Schlagwort-Archive: Consumption

Today’s system-relevant addictions

Shortly after the crash of the Wall Street in New York (1929) Bertolt Brecht found the right words in the Three penny Opera: “What is robbing a bank compared to founding one?” Thus, he demonstrated visionary instinct. Because of the government debt, every Germans have a calculated debt with the financial system of more than 29,000 €; every US citizen even more than $ 57,000 – inclusive all babies and retirees. At the same time, some people call the classical financial institutes as system-relevant and support therefore the banks. As a result, their losses are continuously socialized and profits privatized. With it the moment is reached to take a look at today’s grown system-relevant addictions.

Just as a drug dealer makes the junkie slowly addicted to the drug, the banks have built up over a long time the following system. The result is the same as in a casino – the bank always wins.

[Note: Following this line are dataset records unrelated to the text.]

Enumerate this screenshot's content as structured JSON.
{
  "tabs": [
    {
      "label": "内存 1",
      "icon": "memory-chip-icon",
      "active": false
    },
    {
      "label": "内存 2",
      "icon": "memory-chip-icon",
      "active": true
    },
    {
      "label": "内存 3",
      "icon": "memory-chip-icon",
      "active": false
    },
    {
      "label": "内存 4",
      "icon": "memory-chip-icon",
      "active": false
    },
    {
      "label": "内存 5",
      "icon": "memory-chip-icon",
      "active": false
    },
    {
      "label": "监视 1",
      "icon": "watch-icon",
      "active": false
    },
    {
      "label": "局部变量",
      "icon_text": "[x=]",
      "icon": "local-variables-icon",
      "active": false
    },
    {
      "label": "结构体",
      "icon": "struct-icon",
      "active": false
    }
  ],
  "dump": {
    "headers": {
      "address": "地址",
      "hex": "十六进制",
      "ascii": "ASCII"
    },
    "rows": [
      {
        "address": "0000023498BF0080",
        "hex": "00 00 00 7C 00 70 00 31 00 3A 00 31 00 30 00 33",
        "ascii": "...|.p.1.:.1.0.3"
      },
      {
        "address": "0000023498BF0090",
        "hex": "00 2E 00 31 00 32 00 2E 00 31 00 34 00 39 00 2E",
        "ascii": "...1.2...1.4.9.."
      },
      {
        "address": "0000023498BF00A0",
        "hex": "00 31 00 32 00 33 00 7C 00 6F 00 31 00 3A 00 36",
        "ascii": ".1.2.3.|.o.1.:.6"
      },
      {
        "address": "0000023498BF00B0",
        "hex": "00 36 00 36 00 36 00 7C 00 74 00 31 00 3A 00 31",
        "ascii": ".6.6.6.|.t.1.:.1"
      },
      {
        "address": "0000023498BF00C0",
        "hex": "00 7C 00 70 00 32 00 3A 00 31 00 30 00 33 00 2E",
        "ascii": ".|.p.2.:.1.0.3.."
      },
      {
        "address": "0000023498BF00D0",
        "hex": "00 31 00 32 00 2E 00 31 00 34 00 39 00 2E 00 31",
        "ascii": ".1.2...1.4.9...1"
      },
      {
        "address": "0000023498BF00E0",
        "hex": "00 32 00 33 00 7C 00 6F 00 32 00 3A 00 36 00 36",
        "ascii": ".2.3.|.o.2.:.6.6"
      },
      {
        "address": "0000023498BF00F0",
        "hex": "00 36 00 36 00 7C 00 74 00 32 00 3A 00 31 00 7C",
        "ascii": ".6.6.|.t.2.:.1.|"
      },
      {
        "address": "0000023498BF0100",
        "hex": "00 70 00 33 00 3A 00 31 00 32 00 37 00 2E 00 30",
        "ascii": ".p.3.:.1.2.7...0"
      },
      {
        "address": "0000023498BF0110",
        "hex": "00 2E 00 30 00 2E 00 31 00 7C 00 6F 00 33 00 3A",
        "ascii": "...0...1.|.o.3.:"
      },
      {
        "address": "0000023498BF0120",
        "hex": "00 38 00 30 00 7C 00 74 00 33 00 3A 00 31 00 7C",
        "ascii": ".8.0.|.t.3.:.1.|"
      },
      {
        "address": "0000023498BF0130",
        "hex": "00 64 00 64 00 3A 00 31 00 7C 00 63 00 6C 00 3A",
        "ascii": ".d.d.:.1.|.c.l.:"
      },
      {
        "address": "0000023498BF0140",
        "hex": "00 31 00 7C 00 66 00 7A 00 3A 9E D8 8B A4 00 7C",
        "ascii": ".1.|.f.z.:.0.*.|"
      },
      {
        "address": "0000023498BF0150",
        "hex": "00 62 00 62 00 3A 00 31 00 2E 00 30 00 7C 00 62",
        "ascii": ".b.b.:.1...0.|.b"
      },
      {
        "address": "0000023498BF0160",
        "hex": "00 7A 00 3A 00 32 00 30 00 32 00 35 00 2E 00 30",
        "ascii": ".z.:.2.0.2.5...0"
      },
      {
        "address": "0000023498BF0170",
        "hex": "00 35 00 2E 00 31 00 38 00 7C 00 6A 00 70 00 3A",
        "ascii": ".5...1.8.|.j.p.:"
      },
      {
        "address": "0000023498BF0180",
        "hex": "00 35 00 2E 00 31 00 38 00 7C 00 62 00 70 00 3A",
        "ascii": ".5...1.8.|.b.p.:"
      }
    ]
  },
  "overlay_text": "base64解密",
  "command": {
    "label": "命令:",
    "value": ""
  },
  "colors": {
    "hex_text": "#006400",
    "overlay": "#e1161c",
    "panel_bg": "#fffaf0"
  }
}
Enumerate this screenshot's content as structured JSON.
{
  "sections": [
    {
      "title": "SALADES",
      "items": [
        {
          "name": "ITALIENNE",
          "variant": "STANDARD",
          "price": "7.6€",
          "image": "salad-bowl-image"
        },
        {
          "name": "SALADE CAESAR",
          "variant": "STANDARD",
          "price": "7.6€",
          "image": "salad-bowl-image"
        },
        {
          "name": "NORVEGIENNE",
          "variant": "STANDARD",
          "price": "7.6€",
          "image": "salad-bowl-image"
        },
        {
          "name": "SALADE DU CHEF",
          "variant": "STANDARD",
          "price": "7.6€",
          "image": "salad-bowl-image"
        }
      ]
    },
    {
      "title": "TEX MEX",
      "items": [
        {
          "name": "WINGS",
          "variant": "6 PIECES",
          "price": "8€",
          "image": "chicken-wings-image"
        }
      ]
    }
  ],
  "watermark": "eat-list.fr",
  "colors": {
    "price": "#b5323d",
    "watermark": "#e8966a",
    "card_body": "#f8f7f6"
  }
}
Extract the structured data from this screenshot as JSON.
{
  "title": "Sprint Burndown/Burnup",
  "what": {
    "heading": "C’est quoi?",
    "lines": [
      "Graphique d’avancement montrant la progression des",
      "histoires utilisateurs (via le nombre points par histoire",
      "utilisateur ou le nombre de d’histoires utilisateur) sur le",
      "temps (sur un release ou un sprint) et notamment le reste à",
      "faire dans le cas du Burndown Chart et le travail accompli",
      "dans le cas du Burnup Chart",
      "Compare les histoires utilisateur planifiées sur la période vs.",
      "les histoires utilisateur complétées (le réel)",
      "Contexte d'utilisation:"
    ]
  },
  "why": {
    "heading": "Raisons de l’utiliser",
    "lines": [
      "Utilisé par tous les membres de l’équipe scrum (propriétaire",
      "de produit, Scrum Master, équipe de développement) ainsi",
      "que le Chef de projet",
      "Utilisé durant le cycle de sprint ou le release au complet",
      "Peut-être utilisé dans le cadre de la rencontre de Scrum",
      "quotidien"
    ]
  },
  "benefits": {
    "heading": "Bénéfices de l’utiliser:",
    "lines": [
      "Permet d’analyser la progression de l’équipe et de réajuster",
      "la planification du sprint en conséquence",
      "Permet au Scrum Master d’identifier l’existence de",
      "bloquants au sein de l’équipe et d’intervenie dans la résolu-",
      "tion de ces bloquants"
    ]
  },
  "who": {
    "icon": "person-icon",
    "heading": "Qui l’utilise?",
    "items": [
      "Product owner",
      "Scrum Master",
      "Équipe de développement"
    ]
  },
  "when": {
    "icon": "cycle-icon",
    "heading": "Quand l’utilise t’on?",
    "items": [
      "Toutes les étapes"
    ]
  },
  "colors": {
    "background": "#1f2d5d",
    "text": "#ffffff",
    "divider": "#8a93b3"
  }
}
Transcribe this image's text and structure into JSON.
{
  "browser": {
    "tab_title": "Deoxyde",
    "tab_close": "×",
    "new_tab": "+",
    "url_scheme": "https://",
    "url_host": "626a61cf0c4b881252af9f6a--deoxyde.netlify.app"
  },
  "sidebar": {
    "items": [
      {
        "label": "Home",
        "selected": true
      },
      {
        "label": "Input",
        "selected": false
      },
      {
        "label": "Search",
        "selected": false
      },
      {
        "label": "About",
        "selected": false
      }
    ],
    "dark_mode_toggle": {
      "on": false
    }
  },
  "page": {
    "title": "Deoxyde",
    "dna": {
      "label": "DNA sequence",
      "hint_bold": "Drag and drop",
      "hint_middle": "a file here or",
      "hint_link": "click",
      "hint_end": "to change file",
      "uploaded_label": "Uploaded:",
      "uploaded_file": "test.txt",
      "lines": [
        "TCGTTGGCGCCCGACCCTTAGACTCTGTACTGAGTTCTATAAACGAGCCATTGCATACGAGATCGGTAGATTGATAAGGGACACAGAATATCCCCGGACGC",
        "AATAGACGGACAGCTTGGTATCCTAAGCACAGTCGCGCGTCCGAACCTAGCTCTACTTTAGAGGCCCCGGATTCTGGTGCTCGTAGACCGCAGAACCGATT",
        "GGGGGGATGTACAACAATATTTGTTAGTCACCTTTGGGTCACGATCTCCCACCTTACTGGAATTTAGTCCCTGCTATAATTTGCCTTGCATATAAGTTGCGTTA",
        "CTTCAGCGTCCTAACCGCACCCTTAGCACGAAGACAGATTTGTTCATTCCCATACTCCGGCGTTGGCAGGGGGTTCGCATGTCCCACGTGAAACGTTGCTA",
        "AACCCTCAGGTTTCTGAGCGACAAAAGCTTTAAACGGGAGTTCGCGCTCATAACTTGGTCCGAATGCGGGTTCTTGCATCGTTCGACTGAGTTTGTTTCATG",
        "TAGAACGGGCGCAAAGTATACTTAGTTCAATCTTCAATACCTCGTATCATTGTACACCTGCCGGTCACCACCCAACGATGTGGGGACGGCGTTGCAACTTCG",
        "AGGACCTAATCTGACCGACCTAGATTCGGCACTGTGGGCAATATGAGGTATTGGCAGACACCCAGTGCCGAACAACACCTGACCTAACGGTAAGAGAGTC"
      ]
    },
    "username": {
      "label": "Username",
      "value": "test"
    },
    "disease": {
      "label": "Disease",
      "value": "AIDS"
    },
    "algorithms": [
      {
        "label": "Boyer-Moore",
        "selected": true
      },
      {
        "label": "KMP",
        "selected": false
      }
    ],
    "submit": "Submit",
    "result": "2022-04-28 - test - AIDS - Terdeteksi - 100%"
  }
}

  • Pay little interest and take lots of interest
    Already the easy-to-understand idea of charging interest rates for lending money required early on the regulation of the money business in order to prevent usury – sometimes better, sometimes worse. At the same time the banks took over the service of securely storing the money that one did not need, paid for it a certain interest rate and lent the money for a higher interest rate to borrowers, who needed money. The differences created the profits of the bank. The management of this exchange is systemically relevant – the neutral broker creates more occasions.
  • Encourage consumption on tick
    Loans served to finance kingdoms, states, and eventually businesses. With the emergence of the consumer society, there discovered also the consumer loans: for housebuilding, car purchasing, and holiday trips and meanwhile for all areas of consumption. By enabling such loans, the banks encouraged the economy that in turn created jobs. This offer of consumer loans has system relevancy- at least in a world of consumption.
  • Fees on everything (account, credit cards, balance, transactions)
    In addition to the interest rates, the banks eventually discovered the approach of getting paid for any service. An overseas transfer has always cost a lot (additionally to the rate of the currency exchange). In the meantime, the banks start charging all areas: for all kinds of money cards as well as account, transfer fees inclusively for personal transfers at a bank counter. Particularly clever is the idea to offer customers a membership card that provides some of the old services for free – of course with some pre-requisites beneficial for the bank. Since regular payments (like the rent, the telephone bill, and loans) are transacted via the own bank account, the bank strengthens as a middleman its system relevancy.
  • Reduce and possibly eliminate cash
    Since banks offer less and less “physical” services, it becomes important to close the back door of an account, the cash. For this purpose it will be abolished successively. Without cash, the values only exist in the banks’ data storages. Thus, after the abandonment of the gold standard, we reach the zenith of the virtualization of the financial values. Our wealth is now subject to fluctuating courses, which are constantly changing. So, if the cash itself has no more material value, you can also get rid of it. As soon as only the data storages of the banks represent our monetary possessions, the last person should be clear about the system relevancy of banks.
  • What is still to come?
    In the future, ALL money actions will be chargeable. The highest fees will be asked by those banks that can not change themselves as fast as the other players. The Internet enables new business models – from Linden Dollars, Bitcoins to microfinancing, crowdfunding or private loans. These transformations mean the end for classical financial institutes, which believe that they can finance themselves through excessive fees and do not adapt to the new circumstances. The last convulsions will demand a lot of the system. This means for the customers to find a way out of the systematically defined dependency from the banks – the account, the saving interests, the standing orders, the transfers, the money investments, etc. The insistence on the apparent system relevancy will shift the system – away from the classical financial institutions.

Bottom line: For millennia’s, the economy worked without system-relevant banks. Today, the banks are in a deadlock. The current efforts to find new income sources will exploit the meanwhile established dependencies, until the customers get broken. The credit system, the consumption, the services, the cash, and all that is called system-relevant, will be replaced by new providers with new business models, like microfinancing, crowdfunding or private loans. The basis of the economy, the money that is only based on faith, will be replaced by new means of payment – no matter how, main thing is getting out of the system-relevant addictions of today.